I am afraid that here will be increasing numbers of redundancies and job losses in the foreseeable future and the subject of lump sum termination payments and the pitfalls of not deducting income tax and/or Class 1 NIC is a difficult one. I want to be absolutely clear that it is wrong to assume that someone is automatically entitled to a tax free payment when they leave or lose their job. This is a mistake made by many employers.

The exemption and the pitfalls

For income tax purposes, there is a limit of £30,000, but only for payments that fall to be taxed under Section 401 ITEPA 2003. To come within s401 the payment must not be otherwise chargeable to tax and this is where HMRC starts asking a lot of questions; officers seeking first to establish if the payment is taxable as earnings under S62 ITEPA 2003, or as a restrictive covenant payment under S225 ITEPA 2003.

HMRC guidance at EIM 12850 indicates that taxable amounts within Section 62 include a payment received under the terms and conditions of service. HMRC will want to see the contract of employment, staff handbook or any letter or other documentation that will indicate whether there is a contractual entitlement to the payment to bring it within Section 62. In my experience too many employers fall foul of the desire to say “thank you and goodbye” when perhaps “cheerio and good luck” is enough. Careless words cost money. Paperwork that might indicate to HMRC that the payment was a termination bonus or payment for past present or future service should be avoided like the plague.

Garden leave payments, made when the employee is sent home instead of the employment being terminated are earnings within Section 62. PAYE and Class 1 NIC deductions should continue to be deducted in the normal way. Restrictive covenant payments, usually provided for in the contract of employment or a compromise agreement, are liable to income tax and Class 1 NIC under s225.

Payments in lieu of notice cause most problems, HMRC seeking income tax by virtue of Section 62 if the terms and conditions of employment are the source of the payment or if there is a custom or practice of making such payments.

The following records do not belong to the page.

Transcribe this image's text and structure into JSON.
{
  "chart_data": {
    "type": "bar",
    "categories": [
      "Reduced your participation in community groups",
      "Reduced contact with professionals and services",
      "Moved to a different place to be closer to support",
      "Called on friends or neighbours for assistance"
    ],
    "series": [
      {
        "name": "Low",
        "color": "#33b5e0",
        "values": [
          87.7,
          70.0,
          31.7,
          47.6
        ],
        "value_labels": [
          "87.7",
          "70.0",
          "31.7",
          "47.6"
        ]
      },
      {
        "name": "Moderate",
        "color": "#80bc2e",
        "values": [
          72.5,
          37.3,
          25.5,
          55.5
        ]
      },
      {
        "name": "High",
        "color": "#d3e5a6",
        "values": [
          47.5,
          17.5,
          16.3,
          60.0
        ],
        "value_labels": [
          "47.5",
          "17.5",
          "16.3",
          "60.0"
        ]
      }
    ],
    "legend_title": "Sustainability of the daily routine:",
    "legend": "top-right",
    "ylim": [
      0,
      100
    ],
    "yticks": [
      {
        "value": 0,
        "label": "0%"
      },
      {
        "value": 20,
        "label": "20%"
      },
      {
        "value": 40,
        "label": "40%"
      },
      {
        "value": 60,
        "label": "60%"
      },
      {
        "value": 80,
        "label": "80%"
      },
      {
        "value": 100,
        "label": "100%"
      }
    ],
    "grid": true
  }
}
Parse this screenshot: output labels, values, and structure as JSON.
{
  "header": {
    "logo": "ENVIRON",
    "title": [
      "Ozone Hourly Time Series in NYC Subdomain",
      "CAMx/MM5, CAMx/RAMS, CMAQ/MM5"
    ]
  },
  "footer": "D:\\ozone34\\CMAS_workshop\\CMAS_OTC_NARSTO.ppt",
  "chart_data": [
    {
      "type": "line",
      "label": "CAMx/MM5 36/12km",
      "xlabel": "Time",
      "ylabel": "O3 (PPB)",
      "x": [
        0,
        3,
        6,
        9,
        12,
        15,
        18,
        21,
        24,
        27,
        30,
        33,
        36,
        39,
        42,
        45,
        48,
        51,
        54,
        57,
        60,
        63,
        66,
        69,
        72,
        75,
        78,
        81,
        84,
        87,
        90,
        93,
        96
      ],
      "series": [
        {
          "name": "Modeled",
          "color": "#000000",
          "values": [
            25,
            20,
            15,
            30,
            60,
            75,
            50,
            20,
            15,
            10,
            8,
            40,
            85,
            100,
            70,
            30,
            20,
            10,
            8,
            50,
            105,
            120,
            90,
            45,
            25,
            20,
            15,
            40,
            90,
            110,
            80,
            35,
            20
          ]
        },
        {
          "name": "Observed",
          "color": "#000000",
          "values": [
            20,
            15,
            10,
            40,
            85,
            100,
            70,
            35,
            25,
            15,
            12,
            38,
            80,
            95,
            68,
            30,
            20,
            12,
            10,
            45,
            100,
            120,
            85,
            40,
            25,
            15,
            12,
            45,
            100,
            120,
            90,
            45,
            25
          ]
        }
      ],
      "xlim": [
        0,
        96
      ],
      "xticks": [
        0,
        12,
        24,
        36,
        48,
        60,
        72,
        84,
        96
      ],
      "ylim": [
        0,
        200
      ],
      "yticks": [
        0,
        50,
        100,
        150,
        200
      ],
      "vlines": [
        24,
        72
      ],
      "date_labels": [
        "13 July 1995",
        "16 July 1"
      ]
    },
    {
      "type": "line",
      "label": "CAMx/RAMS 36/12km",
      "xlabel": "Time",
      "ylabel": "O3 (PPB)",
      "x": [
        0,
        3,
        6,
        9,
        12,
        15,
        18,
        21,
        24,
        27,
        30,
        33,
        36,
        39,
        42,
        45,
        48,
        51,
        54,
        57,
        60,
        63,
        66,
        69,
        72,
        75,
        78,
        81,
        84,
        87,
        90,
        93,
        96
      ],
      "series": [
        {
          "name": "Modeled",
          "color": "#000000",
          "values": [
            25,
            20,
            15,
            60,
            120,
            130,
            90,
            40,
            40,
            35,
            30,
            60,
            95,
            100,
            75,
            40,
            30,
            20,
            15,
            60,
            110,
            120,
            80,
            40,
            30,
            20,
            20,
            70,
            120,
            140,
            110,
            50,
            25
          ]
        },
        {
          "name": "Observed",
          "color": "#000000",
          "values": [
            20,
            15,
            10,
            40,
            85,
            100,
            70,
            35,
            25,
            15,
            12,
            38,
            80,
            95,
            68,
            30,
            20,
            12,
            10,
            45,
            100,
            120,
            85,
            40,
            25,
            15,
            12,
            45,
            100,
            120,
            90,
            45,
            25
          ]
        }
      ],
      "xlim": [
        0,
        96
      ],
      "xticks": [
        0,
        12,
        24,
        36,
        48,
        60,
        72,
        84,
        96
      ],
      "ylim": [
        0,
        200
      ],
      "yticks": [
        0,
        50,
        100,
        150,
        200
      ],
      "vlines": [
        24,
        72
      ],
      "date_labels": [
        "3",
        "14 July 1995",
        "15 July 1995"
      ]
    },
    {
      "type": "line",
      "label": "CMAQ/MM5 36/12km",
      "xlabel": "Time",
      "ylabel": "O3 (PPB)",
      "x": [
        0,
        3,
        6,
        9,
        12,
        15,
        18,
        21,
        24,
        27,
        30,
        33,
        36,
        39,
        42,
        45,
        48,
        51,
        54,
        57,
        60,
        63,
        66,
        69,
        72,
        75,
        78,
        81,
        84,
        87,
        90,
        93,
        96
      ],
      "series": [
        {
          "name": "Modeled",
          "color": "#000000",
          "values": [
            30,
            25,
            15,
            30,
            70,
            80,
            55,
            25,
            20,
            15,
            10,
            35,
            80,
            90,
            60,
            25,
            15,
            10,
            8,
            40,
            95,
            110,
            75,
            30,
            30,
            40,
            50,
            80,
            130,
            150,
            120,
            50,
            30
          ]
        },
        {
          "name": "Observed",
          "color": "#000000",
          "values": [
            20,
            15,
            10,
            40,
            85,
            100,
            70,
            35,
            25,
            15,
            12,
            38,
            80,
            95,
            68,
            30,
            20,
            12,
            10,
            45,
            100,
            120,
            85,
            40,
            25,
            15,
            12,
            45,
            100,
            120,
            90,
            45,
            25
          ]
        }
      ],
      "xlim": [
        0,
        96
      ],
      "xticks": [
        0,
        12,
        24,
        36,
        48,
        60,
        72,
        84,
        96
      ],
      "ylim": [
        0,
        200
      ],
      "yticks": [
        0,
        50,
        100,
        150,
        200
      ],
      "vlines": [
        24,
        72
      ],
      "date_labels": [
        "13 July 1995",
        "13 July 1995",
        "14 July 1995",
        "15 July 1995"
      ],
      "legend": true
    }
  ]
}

Genuine compensation payments for loss of office or employment will come within S401, but HMRC will scrutinize such payments and may need some convincing that they are compensation, not earnings within Section 62. We may need to establish that the payment is rooted in the termination of the employment, as opposed to coming from the employment.

Statutory redundancy payments are exempt but at £330 per week will not exceed the £30,000 exemption limit. Non-statutory redundancy payments should fall within Section 401 and be exempt within the £30,000 limit, but HMRC will check that the payments are what they are called.

Taxable amounts

Payments of salary, bonus, commission, arrears of pay and holiday pay should be taxed in the normal way and Class 1 NICs should also be deducted, as should contractual payments in lieu of notice or any contractual compensation. If income tax is due and the payment is made before the employee leaves it should be included in gross pay and PAYE operated in the normal way. When a taxable payment is made after the employee has left and been given form P45, tax should be deducted at the basic rate. The employer should write to HMRC to advise of the amount and date of the lump sum payment and the amount of tax deducted. The employee should be provided with a copy of the lette

NIC

There is no equivalent exemption limit in the NIC regulations, which means that a payment is either fully liable as earnings or the payment is not liable if it outside the definition of earnings. This is irrespective of the amount paid. A payment is within S401 and exempt (up to £30,000) will not be earnings for Class 1 NIC purposes. HMRC guidance for Class 1 purposes is limited, but note what is said on “ex-gratia” payments to employees/directors on leaving a company:


“Be careful if a payment to a director of a small company is described as ‘ex-gratia’. If the director receives such a payment while in office, it is unlikely that you can accept the payment as anything other than earnings.

Before reaching any conclusion you must find out:

  • the reason behind the payment
  • what happened to the normal remuneration (salary, fees, bonuses)
  • if the company is paying normal remuneration and, if not, why not
  • why the company regard the payment as ex-gratia
  • if only selected directors get these payments, why the others are treated differently.”

I have recently seen HMRC arguing that an ex-gratia payment is liable to income tax and Class 1 NICs because it has had its source in the employment. Be warned and ensure that there is documentation to support the argument that the payment stems from the termination, not from the employment.

Remember, you cannot assume that a termination payment is exempt. Check the facts and the documentation. There is no formal clearance procedure, apart from redundancy payments, so again be warned!